“……”
问出这样的问题,说明他也在等待一个人给予肯定的答案。
说明他也不安。
电光火石间,迟鹭忽地明白,自己真正恐惧的是什么,从很多年前开始追溯,他怕的从来不是被抛弃,而是死亡。
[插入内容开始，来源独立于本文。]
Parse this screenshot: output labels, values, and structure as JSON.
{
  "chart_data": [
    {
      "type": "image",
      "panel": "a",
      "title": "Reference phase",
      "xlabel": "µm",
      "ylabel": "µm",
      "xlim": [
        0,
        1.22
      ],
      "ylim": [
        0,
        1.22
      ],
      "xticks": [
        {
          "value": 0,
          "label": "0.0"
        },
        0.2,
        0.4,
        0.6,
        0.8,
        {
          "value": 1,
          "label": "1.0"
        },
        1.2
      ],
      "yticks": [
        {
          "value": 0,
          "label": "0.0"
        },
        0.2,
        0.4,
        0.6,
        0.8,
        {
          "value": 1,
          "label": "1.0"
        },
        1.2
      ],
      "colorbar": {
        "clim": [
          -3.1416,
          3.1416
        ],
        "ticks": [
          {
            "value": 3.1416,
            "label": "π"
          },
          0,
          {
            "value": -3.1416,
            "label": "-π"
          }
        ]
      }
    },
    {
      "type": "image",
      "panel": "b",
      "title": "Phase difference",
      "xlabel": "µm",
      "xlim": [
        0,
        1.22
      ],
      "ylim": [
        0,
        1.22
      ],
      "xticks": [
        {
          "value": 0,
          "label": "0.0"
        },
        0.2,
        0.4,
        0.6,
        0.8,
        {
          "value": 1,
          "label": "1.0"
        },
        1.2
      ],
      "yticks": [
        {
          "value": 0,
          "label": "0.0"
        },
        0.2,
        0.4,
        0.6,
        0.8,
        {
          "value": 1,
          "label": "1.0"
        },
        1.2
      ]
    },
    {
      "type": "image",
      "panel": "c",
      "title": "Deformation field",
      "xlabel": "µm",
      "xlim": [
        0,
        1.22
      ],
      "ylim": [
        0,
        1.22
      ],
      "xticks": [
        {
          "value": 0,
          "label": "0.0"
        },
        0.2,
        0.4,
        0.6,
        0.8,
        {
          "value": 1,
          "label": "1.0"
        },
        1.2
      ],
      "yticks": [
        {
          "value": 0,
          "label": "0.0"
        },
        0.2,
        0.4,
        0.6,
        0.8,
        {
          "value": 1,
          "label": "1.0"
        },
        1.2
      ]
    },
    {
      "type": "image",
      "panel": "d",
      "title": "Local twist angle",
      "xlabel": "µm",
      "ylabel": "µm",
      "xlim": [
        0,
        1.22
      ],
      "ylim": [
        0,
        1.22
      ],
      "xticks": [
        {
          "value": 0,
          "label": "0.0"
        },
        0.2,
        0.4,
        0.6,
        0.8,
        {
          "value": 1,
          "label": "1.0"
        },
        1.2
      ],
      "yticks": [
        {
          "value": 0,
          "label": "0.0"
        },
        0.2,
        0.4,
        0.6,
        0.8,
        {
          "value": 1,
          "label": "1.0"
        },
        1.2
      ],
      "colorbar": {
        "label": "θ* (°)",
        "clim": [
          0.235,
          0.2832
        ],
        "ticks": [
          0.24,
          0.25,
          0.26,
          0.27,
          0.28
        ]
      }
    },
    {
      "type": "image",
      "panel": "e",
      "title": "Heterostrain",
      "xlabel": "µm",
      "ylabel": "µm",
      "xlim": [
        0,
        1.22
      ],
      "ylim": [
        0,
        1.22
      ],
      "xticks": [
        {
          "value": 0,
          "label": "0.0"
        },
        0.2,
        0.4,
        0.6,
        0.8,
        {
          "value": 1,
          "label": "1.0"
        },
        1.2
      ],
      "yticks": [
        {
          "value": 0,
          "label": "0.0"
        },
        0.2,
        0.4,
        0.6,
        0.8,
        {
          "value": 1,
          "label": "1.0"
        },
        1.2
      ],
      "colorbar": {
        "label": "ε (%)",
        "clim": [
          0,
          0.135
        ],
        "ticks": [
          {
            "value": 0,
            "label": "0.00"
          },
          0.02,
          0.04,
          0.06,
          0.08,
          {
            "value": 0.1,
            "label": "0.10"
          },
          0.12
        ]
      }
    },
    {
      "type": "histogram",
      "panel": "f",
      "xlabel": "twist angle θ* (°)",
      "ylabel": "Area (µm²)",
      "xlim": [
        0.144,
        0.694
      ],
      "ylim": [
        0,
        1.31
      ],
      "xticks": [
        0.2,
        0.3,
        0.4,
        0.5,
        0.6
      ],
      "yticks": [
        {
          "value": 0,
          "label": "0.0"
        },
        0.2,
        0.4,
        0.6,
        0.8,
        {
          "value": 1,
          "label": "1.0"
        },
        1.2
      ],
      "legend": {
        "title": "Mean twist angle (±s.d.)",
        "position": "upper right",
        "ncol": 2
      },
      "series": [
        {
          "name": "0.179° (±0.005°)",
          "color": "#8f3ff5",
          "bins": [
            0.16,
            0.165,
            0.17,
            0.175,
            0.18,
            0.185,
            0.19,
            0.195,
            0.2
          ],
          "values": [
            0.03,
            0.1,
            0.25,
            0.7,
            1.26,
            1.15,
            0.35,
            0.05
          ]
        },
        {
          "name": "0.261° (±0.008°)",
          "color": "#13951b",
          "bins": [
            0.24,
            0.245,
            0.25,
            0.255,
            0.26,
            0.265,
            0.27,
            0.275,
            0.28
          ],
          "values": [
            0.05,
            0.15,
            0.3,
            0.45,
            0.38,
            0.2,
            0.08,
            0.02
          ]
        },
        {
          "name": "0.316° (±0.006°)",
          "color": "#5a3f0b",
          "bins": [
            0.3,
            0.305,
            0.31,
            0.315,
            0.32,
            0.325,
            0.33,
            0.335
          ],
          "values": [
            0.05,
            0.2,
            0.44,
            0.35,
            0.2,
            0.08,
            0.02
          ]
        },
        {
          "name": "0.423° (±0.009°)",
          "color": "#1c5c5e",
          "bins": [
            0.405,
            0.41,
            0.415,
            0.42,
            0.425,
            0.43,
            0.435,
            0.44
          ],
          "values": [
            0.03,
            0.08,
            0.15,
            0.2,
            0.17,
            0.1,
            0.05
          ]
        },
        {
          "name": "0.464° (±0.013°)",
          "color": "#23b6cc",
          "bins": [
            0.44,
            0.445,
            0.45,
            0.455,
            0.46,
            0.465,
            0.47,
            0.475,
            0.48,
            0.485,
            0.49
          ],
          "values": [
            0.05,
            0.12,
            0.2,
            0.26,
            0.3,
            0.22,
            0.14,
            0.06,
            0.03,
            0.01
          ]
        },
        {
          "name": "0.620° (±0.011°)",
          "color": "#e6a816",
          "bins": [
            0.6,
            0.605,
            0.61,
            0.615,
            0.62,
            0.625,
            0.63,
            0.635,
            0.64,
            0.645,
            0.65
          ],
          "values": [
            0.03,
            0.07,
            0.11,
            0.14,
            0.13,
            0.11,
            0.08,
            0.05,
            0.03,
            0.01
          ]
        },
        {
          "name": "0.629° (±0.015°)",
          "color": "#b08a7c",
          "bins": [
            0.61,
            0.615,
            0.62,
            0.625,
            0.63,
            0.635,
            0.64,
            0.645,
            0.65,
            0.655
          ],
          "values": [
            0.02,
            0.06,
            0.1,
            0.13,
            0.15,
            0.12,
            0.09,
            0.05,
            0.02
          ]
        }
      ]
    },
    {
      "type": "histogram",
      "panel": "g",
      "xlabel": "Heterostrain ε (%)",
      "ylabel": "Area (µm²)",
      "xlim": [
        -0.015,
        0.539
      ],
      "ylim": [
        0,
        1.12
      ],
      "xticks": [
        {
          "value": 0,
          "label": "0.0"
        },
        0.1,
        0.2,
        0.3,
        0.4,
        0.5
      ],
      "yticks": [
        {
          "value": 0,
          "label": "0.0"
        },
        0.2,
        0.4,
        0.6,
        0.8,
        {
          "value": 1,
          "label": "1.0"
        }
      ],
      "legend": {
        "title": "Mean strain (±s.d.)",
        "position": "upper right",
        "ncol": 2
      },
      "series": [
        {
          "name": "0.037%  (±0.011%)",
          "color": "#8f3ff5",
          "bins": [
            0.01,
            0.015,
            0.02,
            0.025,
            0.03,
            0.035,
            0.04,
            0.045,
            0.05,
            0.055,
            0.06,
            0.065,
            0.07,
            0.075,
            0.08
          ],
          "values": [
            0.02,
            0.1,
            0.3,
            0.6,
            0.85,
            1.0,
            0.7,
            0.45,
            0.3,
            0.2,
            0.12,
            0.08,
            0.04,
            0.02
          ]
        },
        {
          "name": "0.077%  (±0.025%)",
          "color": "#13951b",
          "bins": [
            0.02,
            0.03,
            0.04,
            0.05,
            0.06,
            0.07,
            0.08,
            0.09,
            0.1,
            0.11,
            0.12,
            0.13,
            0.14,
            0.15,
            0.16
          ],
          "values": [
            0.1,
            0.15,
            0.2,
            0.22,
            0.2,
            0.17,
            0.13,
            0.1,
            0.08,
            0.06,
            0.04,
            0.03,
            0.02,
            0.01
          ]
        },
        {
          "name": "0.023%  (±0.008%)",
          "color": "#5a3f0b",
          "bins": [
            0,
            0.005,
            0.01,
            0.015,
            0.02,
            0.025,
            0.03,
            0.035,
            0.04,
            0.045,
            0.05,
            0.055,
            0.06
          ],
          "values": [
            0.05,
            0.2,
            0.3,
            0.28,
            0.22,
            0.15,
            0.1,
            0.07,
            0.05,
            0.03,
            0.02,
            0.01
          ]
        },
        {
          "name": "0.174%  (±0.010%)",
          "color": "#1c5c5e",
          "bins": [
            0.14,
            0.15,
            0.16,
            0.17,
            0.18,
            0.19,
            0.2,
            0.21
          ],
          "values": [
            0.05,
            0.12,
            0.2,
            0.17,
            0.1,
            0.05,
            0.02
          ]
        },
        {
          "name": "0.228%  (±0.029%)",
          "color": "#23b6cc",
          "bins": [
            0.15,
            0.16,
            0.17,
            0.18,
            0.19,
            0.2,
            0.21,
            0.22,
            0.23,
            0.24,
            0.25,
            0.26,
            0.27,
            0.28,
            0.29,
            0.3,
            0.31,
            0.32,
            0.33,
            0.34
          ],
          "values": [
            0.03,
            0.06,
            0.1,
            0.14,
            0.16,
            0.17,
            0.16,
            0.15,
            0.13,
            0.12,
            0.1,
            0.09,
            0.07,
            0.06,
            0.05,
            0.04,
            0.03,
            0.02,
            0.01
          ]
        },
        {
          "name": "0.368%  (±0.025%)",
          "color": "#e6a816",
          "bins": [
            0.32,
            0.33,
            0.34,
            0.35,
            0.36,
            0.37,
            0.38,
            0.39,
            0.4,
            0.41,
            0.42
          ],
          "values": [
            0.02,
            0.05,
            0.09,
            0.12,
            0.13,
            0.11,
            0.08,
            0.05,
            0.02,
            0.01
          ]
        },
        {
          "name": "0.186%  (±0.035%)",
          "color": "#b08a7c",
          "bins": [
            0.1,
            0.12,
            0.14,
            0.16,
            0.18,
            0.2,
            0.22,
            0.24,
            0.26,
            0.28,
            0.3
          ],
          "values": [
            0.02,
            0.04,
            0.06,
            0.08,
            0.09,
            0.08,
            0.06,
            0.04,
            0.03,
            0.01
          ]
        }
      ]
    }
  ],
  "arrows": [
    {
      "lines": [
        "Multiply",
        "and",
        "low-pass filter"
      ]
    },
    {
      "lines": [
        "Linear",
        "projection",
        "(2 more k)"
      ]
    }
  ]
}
心理医生说,心理防御机制帮助他丢失了很多不愿回想的记忆,他记得外公拒绝治疗时坚定的神情,唯独忘记的,是外公死亡的场景。
他惧怕的,是死亡本身。
司空御背朝着迟鹭玩手机,蓦地感觉腰间的手越收越紧。
“迟鹭?我靠,撒手,你快勒死我了……”
司空御猛地后踢腿,踹了迟鹭一脚,迟鹭晃神似的,腰间的力道一下松了。
司空御想别身回头看他,又被迟鹭抱住,腰间的胳膊没有之前用力,却还是带着难以挣脱的力道。
迟鹭把脸贴上司空御的后颈,亲昵地磨蹭。
司空御:“你什么毛病?差点勒死你男朋友……”
司空御随口抱怨,紧接着便发觉,铺洒在自己颈项间的吐息很紊乱,背后那道身躯,也在轻微地颤抖着。
不对劲。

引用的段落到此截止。